The 1804 purchase of France’s Louisiana Territory by American President Thomas Jefferson; and the appointment of Robert Walpole as Britain’s First Lord of the Treasury
Coming to a more recent event, it is common knowledge that the British broke German military codes during World War II, which helped shorten the war and changed its outcome. Snow tells us that this became possible because a handful of Royal Navy sailors from the HMS Bulldog boarded a sinking German U-boat (which the destroyer had crippled with a depth charge) in the Atlantic on May 9, 1941 and secured an Enigma decryption device and codebooks. 

But many of the entries relate to minor European events that can have little interest outside the countries where they occurred. The book is highly Euro-centric and, even more, Anglo-centric. For instance, the entry for January 31, 1953 focuses entirely on British casualties during the catastrophic floods that struck Britain and its North Sea neighbours that day, when the death toll in the Netherlands (a country not once mentioned in the account) was six times higher. The selections for other countries sometimes defy explanation. The entry for August 15 is for the year 1281 CE, when Chinese emperor Kublai Khan’s naval fleet was destroyed in a typhoon while preparing to invade Japan. Indian independence is nowhere mentioned, though India was considered the “jewel in the crown” of the British Empire.

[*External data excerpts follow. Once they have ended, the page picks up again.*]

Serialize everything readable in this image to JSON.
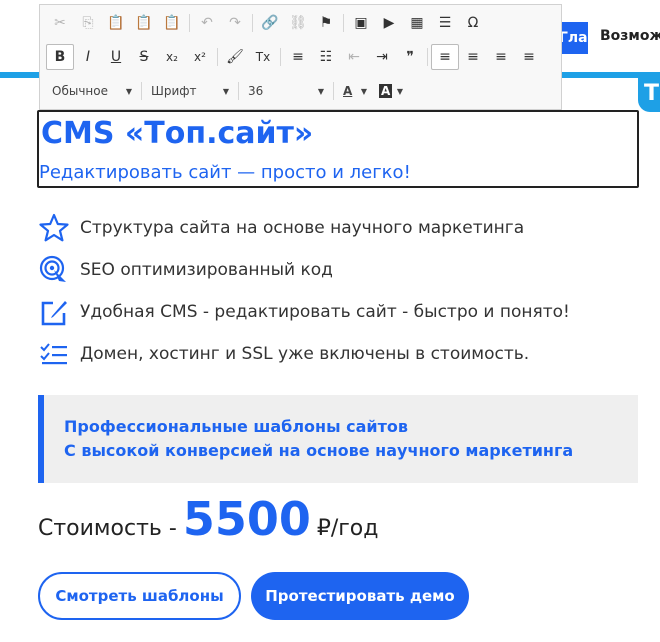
{
  "header": {
    "nav_active_label": "Главная",
    "nav_item_label": "Возможности",
    "badge_text": "Т"
  },
  "toolbar": {
    "row1": [
      {
        "name": "cut-icon",
        "glyph": "✂",
        "enabled": false
      },
      {
        "name": "copy-icon",
        "glyph": "⎘",
        "enabled": false
      },
      {
        "name": "paste-icon",
        "glyph": "📋",
        "enabled": true
      },
      {
        "name": "paste-text-icon",
        "glyph": "📋",
        "enabled": true
      },
      {
        "name": "paste-word-icon",
        "glyph": "📋",
        "enabled": true
      },
      {
        "name": "undo-icon",
        "glyph": "↶",
        "enabled": false
      },
      {
        "name": "redo-icon",
        "glyph": "↷",
        "enabled": false
      },
      {
        "name": "link-icon",
        "glyph": "🔗",
        "enabled": true
      },
      {
        "name": "unlink-icon",
        "glyph": "⛓",
        "enabled": false
      },
      {
        "name": "anchor-flag-icon",
        "glyph": "⚑",
        "enabled": true
      },
      {
        "name": "image-icon",
        "glyph": "▣",
        "enabled": true
      },
      {
        "name": "video-icon",
        "glyph": "▶",
        "enabled": true
      },
      {
        "name": "table-icon",
        "glyph": "▦",
        "enabled": true
      },
      {
        "name": "horizontal-line-icon",
        "glyph": "☰",
        "enabled": true
      },
      {
        "name": "special-char-icon",
        "glyph": "Ω",
        "enabled": true
      }
    ],
    "row2": [
      {
        "name": "bold-icon",
        "glyph": "B",
        "enabled": true,
        "active": true
      },
      {
        "name": "italic-icon",
        "glyph": "I",
        "enabled": true
      },
      {
        "name": "underline-icon",
        "glyph": "U",
        "enabled": true
      },
      {
        "name": "strikethrough-icon",
        "glyph": "S",
        "enabled": true
      },
      {
        "name": "subscript-icon",
        "glyph": "x₂",
        "enabled": true
      },
      {
        "name": "superscript-icon",
        "glyph": "x²",
        "enabled": true
      },
      {
        "name": "copy-format-icon",
        "glyph": "🖌",
        "enabled": true
      },
      {
        "name": "remove-format-icon",
        "glyph": "Tx",
        "enabled": true
      },
      {
        "name": "numbered-list-icon",
        "glyph": "≡",
        "enabled": true
      },
      {
        "name": "bulleted-list-icon",
        "glyph": "☷",
        "enabled": true
      },
      {
        "name": "outdent-icon",
        "glyph": "⇤",
        "enabled": false
      },
      {
        "name": "indent-icon",
        "glyph": "⇥",
        "enabled": true
      },
      {
        "name": "blockquote-icon",
        "glyph": "❞",
        "enabled": true
      },
      {
        "name": "align-left-icon",
        "glyph": "≡",
        "enabled": true,
        "active": true
      },
      {
        "name": "align-center-icon",
        "glyph": "≡",
        "enabled": true
      },
      {
        "name": "align-right-icon",
        "glyph": "≡",
        "enabled": true
      },
      {
        "name": "align-justify-icon",
        "glyph": "≡",
        "enabled": true
      }
    ],
    "format_select": "Обычное",
    "font_select": "Шрифт",
    "size_select": "36",
    "text_color_label": "A",
    "bg_color_label": "A"
  },
  "editor": {
    "title": "CMS «Топ.сайт»",
    "subtitle": "Редактировать сайт — просто и легко!"
  },
  "features": [
    {
      "icon": "star-icon",
      "text": "Структура сайта на основе научного маркетинга"
    },
    {
      "icon": "target-cursor-icon",
      "text": "SEO оптимизированный код"
    },
    {
      "icon": "edit-square-icon",
      "text": "Удобная CMS - редактировать сайт - быстро и понято!"
    },
    {
      "icon": "checklist-icon",
      "text": "Домен, хостинг и SSL уже включены в стоимость."
    }
  ],
  "promo": {
    "line1": "Профессиональные шаблоны сайтов",
    "line2": "С высокой конверсией на основе научного маркетинга"
  },
  "price": {
    "label": "Стоимость -",
    "value": "5500",
    "unit": "₽/год"
  },
  "buttons": {
    "templates": "Смотреть шаблоны",
    "demo": "Протестировать демо"
  },
  "colors": {
    "accent": "#1e64f0",
    "header_line": "#1ea0e6",
    "promo_bg": "#efefef"
  }
}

Snow writes that his aim was to “choose days whose events continue to reverberate today”. Many entries almost certainly fail this test, undermining the attempt to make it a unifying theme. There are three Indian entries — the crowning of Bahadur Shah I as Mughal Emperor on June 19, 1707, the departure of the last British troops from India on February 28, 1948 and the celebration of January 26 by Indians as Republic Day (and by Australians as Australia Day — the day the British arrived in that country). However, the reason for including Bahadur Shah I, an unremarkable ruler who died less than five years later, isn’t clear. Nowhere is it mentioned that this was the dawn of a new era of weak rulers following the death of Aurangzeb.

Snow, who is not an academic historian, has taken history to a popular level as a television presenter. And he has made history — of kings and commoners as well as industry and the sciences — come alive in these pages. But his is a Western perspective, and he has elevated British and European trivia to the status of events that “continue to have an influence on the present and the future”.